Honor Band 6 showing cycle and swim options

You just get more gloss with this Honor, and its 1.4-inch screen keeps it looking more like a fitness band than the larger Honor Watch ES or Huawei Watch Fit. The strap is decent, too. It’s a standard watch-style strap, not the “fold over and under” kind that seems to be popular – I find the latter quite annoying as someone who tends to take their watch on and off quite regularly.

There are limits to Honor’s bargain mining, of course. The Band 6’s body is plastic rather than aluminium, and it misses out on several important features. I’ll cover most of these later, but automatic brightness is one to touch on now. You have to set the brightness here manually, and there’s no easy-access control for this – which seems silly, given there’s a dropdown shortcut menu for features such as Do Not Disturb and Alarms.

I find the watch holds up fine for outdoor runs at its default ‘3 out of 5’ brightness setting, but auto-brightness would really have enhanced this watch, ramping up brightness to the max outdoors, and bringing it back down once you were indoors.

The side of the Honor Band 6


  • Excellent interface makes the Honor Band 6 fun to use
  • Good use of screen space at the price

So, the Honor Band 6 is a good deal because it has a big colour screen? There’s more to it than that.

Honor makes good use of the larger-than-average 1.4-inch screen space because its software is surprisingly similar to that of Honor’s larger, more expensive round watches.

There are two main parts to it. Flick left and right from the clock face and you get to widget screens for features covering your daily activity, heart rate, stress, the weather and music playback. That’s ordinary enough, but the Honor 6 offers neat little graphs of your results for that day.
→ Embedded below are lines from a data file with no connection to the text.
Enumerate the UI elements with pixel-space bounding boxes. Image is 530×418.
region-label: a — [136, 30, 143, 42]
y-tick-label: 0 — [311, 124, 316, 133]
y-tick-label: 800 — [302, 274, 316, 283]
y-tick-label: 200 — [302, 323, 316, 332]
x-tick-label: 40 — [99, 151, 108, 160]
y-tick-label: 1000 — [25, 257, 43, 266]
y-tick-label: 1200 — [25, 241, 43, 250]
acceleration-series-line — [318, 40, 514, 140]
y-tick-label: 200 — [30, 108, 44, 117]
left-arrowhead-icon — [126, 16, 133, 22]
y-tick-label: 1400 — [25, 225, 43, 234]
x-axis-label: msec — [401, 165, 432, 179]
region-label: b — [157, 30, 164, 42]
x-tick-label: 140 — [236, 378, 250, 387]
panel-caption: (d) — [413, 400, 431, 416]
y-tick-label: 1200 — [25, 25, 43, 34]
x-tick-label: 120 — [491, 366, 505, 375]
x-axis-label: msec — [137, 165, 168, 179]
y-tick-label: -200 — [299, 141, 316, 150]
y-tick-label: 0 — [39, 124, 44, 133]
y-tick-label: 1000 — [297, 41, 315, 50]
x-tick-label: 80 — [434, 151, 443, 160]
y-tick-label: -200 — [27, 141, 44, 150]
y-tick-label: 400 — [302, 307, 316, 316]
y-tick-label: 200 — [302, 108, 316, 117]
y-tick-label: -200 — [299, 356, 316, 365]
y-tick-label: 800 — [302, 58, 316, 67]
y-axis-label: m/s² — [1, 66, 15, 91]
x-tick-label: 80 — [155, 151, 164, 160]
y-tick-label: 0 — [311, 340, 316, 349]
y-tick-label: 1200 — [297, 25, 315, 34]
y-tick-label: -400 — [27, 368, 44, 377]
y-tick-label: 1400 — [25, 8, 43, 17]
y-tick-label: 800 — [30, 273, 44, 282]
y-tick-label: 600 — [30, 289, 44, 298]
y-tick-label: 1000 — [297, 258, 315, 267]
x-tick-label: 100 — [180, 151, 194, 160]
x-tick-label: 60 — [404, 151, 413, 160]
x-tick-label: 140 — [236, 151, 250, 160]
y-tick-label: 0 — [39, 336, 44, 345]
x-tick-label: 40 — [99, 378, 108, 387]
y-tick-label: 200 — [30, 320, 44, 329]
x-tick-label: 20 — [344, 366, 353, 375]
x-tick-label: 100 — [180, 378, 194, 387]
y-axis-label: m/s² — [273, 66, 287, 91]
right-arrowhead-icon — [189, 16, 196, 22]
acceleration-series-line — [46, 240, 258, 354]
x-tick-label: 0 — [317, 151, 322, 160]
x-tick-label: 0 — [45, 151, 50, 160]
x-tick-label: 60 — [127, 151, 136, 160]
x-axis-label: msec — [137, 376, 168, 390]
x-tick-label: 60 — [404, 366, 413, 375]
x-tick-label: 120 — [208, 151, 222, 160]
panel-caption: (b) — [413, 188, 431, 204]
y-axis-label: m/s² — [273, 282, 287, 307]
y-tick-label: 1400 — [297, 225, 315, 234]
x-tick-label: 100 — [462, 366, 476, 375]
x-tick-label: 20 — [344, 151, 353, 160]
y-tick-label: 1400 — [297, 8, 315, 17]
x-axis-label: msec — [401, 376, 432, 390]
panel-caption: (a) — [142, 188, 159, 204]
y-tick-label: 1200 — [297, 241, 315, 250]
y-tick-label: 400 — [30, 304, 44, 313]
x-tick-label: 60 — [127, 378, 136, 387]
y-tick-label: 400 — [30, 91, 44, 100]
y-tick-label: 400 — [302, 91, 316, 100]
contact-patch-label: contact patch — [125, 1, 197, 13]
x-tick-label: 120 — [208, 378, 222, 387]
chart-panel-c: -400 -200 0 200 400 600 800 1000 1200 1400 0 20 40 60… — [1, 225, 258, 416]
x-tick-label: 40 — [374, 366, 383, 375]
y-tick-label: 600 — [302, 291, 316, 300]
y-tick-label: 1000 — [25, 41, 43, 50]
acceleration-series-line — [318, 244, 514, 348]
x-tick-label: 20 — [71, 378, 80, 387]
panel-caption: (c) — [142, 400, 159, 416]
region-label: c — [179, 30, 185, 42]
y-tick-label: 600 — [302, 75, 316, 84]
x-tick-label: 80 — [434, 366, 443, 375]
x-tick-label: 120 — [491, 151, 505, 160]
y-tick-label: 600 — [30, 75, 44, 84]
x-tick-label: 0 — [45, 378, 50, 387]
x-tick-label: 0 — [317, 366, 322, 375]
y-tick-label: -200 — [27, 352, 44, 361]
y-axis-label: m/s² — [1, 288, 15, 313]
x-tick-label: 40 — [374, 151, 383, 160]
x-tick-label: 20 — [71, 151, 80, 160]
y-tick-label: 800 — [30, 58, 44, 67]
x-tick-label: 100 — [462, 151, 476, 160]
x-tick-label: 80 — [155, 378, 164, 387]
On the heart rate page, for example, you’ll see a daily graph alongside your current heart rate, your maximum heart rate and your min/max figures for the day. Not a square centimetre is wasted. And I find this encourages me to look at such data more often.

The HRM on the Honor Band 6

Traditionally, you hardly ever look at actual health/fitness stats on a band such as this aside from your step count or during exercise. The Honor Band 6 lets you rely on the phone app less and do more on the actual watch. It feels great as you do so, thanks to smoothly animated transitions and a responsive feel that shows up the clunky Xiaomi Mi Watch Lite.

You can do the same with your workout history. Pretty much everything that’s logged on the watch can be viewed on this screen, from graphs of cadence, pace and heart rate to numerical stats. However, this only applies to workouts you start on the watch – and here we come to the Honor Band 6’s major problem.

Fitness tracking

  • Comes with Connected GPS, but it doesn’t work as expected
  • Upgrade to the Huawei Watch Fit to get Full GPS

The Honor Band 6 includes Connected GPS. If you go out for a run or walk with your phone, the band can take its location data over Bluetooth so you get fairly accurate stats for pace and distance.

However, this link-up simply won’t happen with most Android phones. The Honor Band 6 will tell you it doesn’t have a GPS signal and will revert to using its motion sensors to estimate distance and pace. A shame.

I tried resetting the Honor Band 6, manually installing Huawei Mobile Services from Google Play, altering the Huawei Health app’s location permissions, and installing the version of the Huawei Health companion app from Huawei’s own AppGallery app store. Nothing helped. The only way to get GPS tracking to work with most Android devices is to start the workout from the phone app, not the Band 6.

For the most part, this is fine. I tend to run while listening to Spotify, podcasts or an audiobook anyway, so I always fiddle about on my phone beforehand. But this also means that stats from these workouts end up in the phone app, not in the Workout Records section on the watch.

Fitness tracking on the Honor Band 6

All that good stuff I mentioned before about being able to view your run pace/heart rate/cadence graphs on the Band 6 ends up limited in reality. However, I’m not sure many people will buy this Honor expecting a high-end Garmin-style experience, and once you get going, the Honor Band 6 is mostly a great way to track runs and walks. Plus, if you have a, Honor or Huawei phone then you shouldn’t experience this issue.